The dictum has gradually attained respectability. Subsidies are all right if they promote foreign interests; they are otherwise if they promote a domestic cause. Lowering excise duties on oil and natural gas is resisted by the authorities because such a reduction will offer relief to domestic consumers. This, according to the authorities, is impermissible; domestic consumers are not foreigners.

Come to think of it, the country?s taxation policy, already incorrigibly pro-rich, has gradually undergone a comprador tilt as well. This is only natural, since taxes and subsidies are aspects of the same phenomenon: a tax is a negative subsidy, a subsidy is negative taxation. Since 1991, while direct taxes have been continuously lowered for companies, including foreign companies and upper income groups, indirect taxes have been raised. Lowering direct taxes is equivalent to offering subsidies to affluent citizens and foreigners. On the other hand, a stiffening of indirect taxes, the incidence of which falls mostly on the relatively poor, is akin to lowering subsidies for the poor.

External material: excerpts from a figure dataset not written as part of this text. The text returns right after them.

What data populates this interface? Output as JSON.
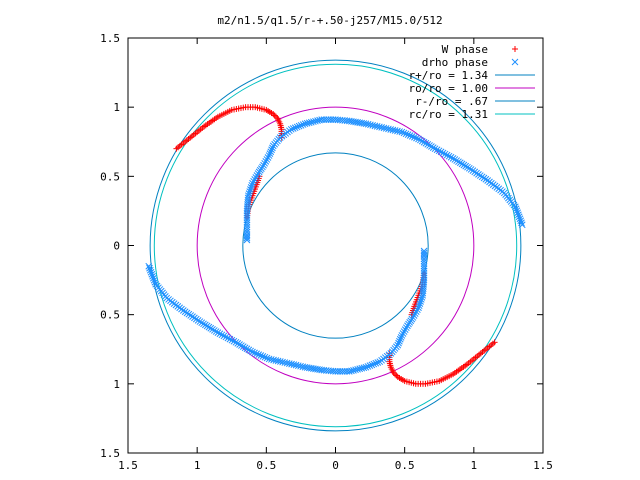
{
  "chart_data": {
    "type": "scatter",
    "title": "m2/n1.5/q1.5/r-+.50-j257/M15.0/512",
    "xlabel": "",
    "ylabel": "",
    "xlim": [
      -1.5,
      1.5
    ],
    "ylim": [
      -1.5,
      1.5
    ],
    "x_ticks": [
      "1.5",
      "1",
      "0.5",
      "0",
      "0.5",
      "1",
      "1.5"
    ],
    "y_ticks": [
      "1.5",
      "1",
      "0.5",
      "0",
      "0.5",
      "1",
      "1.5"
    ],
    "grid": false,
    "legend_position": "top-right",
    "series": [
      {
        "name": "W phase",
        "marker": "plus",
        "color": "#ff0000",
        "branches": [
          [
            [
              -1.15,
              0.7
            ],
            [
              -1.05,
              0.78
            ],
            [
              -0.95,
              0.86
            ],
            [
              -0.85,
              0.93
            ],
            [
              -0.75,
              0.98
            ],
            [
              -0.65,
              1.0
            ],
            [
              -0.58,
              1.0
            ],
            [
              -0.5,
              0.98
            ],
            [
              -0.45,
              0.95
            ],
            [
              -0.42,
              0.92
            ],
            [
              -0.4,
              0.88
            ],
            [
              -0.39,
              0.84
            ],
            [
              -0.39,
              0.78
            ]
          ],
          [
            [
              1.15,
              -0.7
            ],
            [
              1.05,
              -0.78
            ],
            [
              0.95,
              -0.86
            ],
            [
              0.85,
              -0.93
            ],
            [
              0.75,
              -0.98
            ],
            [
              0.65,
              -1.0
            ],
            [
              0.58,
              -1.0
            ],
            [
              0.5,
              -0.98
            ],
            [
              0.45,
              -0.95
            ],
            [
              0.42,
              -0.92
            ],
            [
              0.4,
              -0.88
            ],
            [
              0.39,
              -0.84
            ],
            [
              0.39,
              -0.78
            ]
          ],
          [
            [
              -0.64,
              0.2
            ],
            [
              -0.63,
              0.28
            ],
            [
              -0.6,
              0.36
            ],
            [
              -0.57,
              0.44
            ],
            [
              -0.55,
              0.5
            ]
          ],
          [
            [
              0.64,
              -0.2
            ],
            [
              0.63,
              -0.28
            ],
            [
              0.6,
              -0.36
            ],
            [
              0.57,
              -0.44
            ],
            [
              0.55,
              -0.5
            ]
          ]
        ]
      },
      {
        "name": "drho phase",
        "marker": "cross",
        "color": "#1e90ff",
        "branches": [
          [
            [
              -1.35,
              -0.15
            ],
            [
              -1.3,
              -0.28
            ],
            [
              -1.22,
              -0.38
            ],
            [
              -1.1,
              -0.47
            ],
            [
              -0.98,
              -0.55
            ],
            [
              -0.85,
              -0.63
            ],
            [
              -0.72,
              -0.7
            ],
            [
              -0.6,
              -0.77
            ],
            [
              -0.48,
              -0.82
            ],
            [
              -0.35,
              -0.85
            ],
            [
              -0.22,
              -0.88
            ],
            [
              -0.1,
              -0.9
            ],
            [
              0.0,
              -0.91
            ],
            [
              0.1,
              -0.91
            ],
            [
              0.22,
              -0.88
            ],
            [
              0.32,
              -0.84
            ],
            [
              0.4,
              -0.78
            ],
            [
              0.45,
              -0.72
            ],
            [
              0.48,
              -0.65
            ],
            [
              0.52,
              -0.58
            ],
            [
              0.56,
              -0.52
            ],
            [
              0.6,
              -0.45
            ],
            [
              0.63,
              -0.36
            ],
            [
              0.64,
              -0.25
            ],
            [
              0.64,
              -0.15
            ],
            [
              0.64,
              -0.08
            ],
            [
              0.64,
              -0.04
            ]
          ],
          [
            [
              1.35,
              0.15
            ],
            [
              1.3,
              0.28
            ],
            [
              1.22,
              0.38
            ],
            [
              1.1,
              0.47
            ],
            [
              0.98,
              0.55
            ],
            [
              0.85,
              0.63
            ],
            [
              0.72,
              0.7
            ],
            [
              0.6,
              0.77
            ],
            [
              0.48,
              0.82
            ],
            [
              0.35,
              0.85
            ],
            [
              0.22,
              0.88
            ],
            [
              0.1,
              0.9
            ],
            [
              0.0,
              0.91
            ],
            [
              -0.1,
              0.91
            ],
            [
              -0.22,
              0.88
            ],
            [
              -0.32,
              0.84
            ],
            [
              -0.4,
              0.78
            ],
            [
              -0.45,
              0.72
            ],
            [
              -0.48,
              0.65
            ],
            [
              -0.52,
              0.58
            ],
            [
              -0.56,
              0.52
            ],
            [
              -0.6,
              0.45
            ],
            [
              -0.63,
              0.36
            ],
            [
              -0.64,
              0.25
            ],
            [
              -0.64,
              0.15
            ],
            [
              -0.64,
              0.08
            ],
            [
              -0.64,
              0.04
            ]
          ]
        ]
      }
    ],
    "circles": [
      {
        "name": "r+/ro = 1.34",
        "radius": 1.34,
        "color": "#0080c0"
      },
      {
        "name": "ro/ro = 1.00",
        "radius": 1.0,
        "color": "#c000c0"
      },
      {
        "name": "r-/ro = .67",
        "radius": 0.67,
        "color": "#0080c0"
      },
      {
        "name": "rc/ro = 1.31",
        "radius": 1.31,
        "color": "#00c0c0"
      }
    ]
  }
}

Indian economic policy has therefore evolved into a compound of two principal objectives: first, promoting the interests of foreigners against those of the native crowd, and second, furthering the interests of the rich by putting an increasing squeeze on the poor. This is economics made easy, and is being religiously put into practice by the craftsmen at work in New Delhi.

Examples of how far the government has proceeded in the pursuit of these twin goal are indeed galore. Consider, for instance, the Central Electricity Act 2003. Subsidy, the act echoes, is sin; cross-subsidy is equally so. The state electricity boards have been enjoined by the act not to charge affluent consumers at rates higher than costs and use the proceeds of such higher charges to offer lower rates to poorer consumers. Cross-subsidy of this nature is supposed to be bad economics. The act, passed last year, has the vociferous support of the government of India and its various institutions, including the Planning Commission.

Nobody seemingly bothers to consider that abolition of the principle of cross-subsidy is really a wholesale repudiation of the structure of progressive taxation, the centrepiece of public finance in the Western world since the middle of the 19th century. According to the doctrine of progressive taxation, the rich have the ability to bear a higher rate of taxation compared to the poor, and therefore deserve to be taxed at a higher rate. Receipts from tax-payers in upper-income ranges, taxed at higher rates, have, over the past 150 years, provided the funds in country after country for essential social services specifically aimed at ameliorating the conditions of the poorer classes. The Central Electricity Act 2003 and its proponents have gone on record defying this basic canon of public finance. And we are supposed to accept all this in the name of economic reforms.